From Sidney Dekker’s The Field Guide to Understanding ‘Human Error’:

To take responsibility for safety on the line, you should first and foremost look at people’s work, more than (just) at people’s safety.

  • What does it take to get the job done on a daily basis? What are the “workarounds,” innovations or improvisations that people have to engage in in order to meet the various demands imposed on them?
  • What are the daily “frustrations” that people encounter in getting a piece of machinery, or technology, or even a team of people (for example, contractors), to work the way they expect?
  • What do your people believe is “dodgy” about the operation? Ask them that question directly, and you may get some surprising results.
  • What do your people have to do to “finish the design” of the tools and technologies that the organization has given them to work with? Finishing the design may be obvious from little post-it notes with reminders for particular switches or settings, or more “advanced” jury-rigged solutions (like an upside-down paper coffee cup on the flap handle of the 60-million dollar jet I flew, so as to not forget to set the flaps under certain circumstances). Such finishing the design can be a marker of resilience: people adapt their tools and technologies to forestall or contain the risks they know about.

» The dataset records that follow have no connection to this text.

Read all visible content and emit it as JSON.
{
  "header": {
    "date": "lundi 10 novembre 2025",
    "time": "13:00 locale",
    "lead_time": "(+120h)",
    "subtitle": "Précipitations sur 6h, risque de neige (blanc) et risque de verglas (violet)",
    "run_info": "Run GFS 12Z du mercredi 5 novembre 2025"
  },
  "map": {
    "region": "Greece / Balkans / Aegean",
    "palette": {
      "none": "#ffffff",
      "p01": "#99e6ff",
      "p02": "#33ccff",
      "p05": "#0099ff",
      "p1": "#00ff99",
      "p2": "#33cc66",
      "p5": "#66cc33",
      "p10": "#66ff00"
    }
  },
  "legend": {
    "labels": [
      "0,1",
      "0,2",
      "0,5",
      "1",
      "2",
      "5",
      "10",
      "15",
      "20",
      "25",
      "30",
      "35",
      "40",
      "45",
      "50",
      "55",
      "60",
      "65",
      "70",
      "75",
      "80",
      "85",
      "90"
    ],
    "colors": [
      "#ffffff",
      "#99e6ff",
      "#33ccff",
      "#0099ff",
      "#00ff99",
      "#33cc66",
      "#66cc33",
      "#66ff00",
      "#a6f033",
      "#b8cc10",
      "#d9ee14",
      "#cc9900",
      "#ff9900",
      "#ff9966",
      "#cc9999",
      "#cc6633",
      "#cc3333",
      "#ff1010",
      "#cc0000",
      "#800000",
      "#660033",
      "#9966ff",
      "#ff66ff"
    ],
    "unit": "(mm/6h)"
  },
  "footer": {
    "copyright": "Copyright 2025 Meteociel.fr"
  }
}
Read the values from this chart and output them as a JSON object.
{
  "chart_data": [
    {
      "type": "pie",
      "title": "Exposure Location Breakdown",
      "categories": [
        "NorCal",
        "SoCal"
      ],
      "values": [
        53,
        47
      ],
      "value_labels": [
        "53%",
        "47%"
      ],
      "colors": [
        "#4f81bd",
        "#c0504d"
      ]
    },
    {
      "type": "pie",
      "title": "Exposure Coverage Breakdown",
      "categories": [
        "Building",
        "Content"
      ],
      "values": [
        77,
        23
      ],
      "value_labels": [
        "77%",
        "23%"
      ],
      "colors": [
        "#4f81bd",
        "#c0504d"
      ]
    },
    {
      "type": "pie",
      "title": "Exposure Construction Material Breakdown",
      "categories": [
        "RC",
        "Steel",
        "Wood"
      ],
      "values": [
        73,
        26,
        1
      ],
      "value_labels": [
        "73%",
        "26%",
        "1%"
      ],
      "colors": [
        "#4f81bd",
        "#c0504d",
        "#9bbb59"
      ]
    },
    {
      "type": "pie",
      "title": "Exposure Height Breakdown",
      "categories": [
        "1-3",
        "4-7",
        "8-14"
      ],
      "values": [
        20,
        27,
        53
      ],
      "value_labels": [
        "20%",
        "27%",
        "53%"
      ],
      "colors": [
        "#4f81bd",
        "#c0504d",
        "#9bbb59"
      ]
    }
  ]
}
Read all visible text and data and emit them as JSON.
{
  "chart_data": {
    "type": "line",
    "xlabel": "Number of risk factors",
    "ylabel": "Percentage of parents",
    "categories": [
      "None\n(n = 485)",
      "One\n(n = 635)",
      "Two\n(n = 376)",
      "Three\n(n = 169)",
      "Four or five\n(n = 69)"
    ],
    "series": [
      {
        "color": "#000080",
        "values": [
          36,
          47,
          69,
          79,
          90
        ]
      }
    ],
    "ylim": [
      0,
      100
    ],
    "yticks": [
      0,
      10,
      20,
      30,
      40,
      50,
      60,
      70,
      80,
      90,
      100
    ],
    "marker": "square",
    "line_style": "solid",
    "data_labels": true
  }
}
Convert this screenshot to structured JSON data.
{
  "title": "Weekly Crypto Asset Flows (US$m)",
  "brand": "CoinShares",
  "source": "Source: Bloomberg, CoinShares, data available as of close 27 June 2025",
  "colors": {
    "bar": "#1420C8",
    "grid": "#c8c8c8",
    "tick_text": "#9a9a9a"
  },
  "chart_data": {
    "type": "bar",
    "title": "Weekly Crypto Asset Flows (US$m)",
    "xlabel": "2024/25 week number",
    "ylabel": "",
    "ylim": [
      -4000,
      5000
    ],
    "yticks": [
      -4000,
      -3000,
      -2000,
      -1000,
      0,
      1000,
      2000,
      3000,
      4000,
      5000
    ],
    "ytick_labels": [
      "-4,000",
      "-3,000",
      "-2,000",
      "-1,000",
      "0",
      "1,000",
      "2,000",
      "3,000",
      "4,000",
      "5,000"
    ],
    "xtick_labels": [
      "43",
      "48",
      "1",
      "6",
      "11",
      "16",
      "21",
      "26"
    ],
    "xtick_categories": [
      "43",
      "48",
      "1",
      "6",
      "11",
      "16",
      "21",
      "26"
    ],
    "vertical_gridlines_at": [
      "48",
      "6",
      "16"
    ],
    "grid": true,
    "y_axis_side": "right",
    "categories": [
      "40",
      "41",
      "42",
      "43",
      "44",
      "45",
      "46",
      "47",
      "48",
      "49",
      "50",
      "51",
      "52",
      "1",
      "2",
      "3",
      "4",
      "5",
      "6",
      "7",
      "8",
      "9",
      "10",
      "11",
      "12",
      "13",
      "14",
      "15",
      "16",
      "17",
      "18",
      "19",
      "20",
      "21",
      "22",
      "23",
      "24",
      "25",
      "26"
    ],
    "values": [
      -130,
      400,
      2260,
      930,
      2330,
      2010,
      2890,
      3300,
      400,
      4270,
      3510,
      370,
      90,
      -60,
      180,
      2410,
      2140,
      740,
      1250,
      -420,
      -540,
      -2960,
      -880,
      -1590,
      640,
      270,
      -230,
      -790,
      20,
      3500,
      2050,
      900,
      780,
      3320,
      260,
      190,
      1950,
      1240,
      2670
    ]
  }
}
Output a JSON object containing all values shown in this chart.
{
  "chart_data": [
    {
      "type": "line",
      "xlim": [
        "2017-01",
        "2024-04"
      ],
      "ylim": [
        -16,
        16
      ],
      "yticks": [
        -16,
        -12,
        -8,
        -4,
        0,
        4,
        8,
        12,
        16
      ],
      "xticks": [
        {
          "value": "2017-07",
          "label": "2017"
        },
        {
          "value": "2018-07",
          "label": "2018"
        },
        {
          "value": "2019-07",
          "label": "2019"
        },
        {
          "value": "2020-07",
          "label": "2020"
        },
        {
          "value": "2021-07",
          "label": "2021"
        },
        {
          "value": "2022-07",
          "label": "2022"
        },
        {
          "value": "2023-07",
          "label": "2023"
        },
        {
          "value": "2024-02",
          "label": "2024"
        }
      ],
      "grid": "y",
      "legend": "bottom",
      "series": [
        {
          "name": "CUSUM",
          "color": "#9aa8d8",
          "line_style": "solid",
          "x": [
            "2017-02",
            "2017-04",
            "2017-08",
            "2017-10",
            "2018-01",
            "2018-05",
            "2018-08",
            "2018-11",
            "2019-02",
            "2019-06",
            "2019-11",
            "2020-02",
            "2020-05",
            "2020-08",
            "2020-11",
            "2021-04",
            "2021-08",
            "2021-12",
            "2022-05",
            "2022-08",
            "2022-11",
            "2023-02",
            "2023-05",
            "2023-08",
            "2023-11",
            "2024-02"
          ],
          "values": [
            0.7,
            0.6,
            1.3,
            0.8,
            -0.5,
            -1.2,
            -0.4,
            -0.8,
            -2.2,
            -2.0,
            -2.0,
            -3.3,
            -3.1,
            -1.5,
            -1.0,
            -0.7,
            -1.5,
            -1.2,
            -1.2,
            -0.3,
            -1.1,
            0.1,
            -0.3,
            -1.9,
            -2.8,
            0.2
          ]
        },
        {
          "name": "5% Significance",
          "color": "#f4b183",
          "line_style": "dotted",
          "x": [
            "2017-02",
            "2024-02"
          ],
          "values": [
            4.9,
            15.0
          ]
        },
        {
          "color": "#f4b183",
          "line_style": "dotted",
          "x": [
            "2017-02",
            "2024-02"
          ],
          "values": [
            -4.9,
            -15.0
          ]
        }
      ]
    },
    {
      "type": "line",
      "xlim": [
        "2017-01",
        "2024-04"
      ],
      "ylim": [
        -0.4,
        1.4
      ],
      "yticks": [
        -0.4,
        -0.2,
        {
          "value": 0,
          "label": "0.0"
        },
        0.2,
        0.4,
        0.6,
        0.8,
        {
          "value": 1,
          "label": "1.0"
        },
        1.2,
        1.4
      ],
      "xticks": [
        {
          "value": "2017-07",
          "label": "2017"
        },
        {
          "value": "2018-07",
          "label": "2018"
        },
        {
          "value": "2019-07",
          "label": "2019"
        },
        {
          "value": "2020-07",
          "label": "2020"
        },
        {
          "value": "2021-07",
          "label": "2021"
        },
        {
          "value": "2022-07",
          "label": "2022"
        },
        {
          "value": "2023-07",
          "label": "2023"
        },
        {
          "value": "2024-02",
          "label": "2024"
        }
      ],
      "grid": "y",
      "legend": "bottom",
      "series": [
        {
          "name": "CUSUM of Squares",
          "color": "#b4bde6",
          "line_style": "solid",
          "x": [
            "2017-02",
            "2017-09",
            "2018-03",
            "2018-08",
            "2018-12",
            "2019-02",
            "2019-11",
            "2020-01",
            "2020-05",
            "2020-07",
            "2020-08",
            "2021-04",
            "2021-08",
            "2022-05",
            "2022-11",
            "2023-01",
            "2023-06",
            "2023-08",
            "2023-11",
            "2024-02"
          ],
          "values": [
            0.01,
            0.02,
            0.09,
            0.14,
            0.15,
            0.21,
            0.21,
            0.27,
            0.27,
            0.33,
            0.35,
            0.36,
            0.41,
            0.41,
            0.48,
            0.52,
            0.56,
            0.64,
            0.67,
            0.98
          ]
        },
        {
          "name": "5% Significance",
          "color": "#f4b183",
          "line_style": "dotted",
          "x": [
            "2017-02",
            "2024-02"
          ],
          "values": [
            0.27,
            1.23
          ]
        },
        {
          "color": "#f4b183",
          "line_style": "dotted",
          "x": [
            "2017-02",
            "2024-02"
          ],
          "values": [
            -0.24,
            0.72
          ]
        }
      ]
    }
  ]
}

But it can also be a pointer to places where your system may be more brittle than you think.
  • How often do your people have to say to each other: “here’s how to make it work” when they discuss a particular technology or portion of your operation? What is the informal teaching and “coaching” that is going on in order to make that happen?

And on goal conflict:

Production pressure and goal conflicts are the essence of most operational systems. Though safety is a (stated) priority, these systems do not exist to be safe. They exist to provide a service or product, to achieve economic gain, to maximize capacity utilization. But still they have to be safe. One starting point, then, for understanding a driver behind routine deviations, is to look deeper into these goal interactions, these basic incompatibilities in what people need to strive for in their work. If you want to understand ‘human error,’ you need to find out how people themselves view these conflicts from inside their operational reality, and how this contrasts with other views of the same activities (for example, management, regulator, public).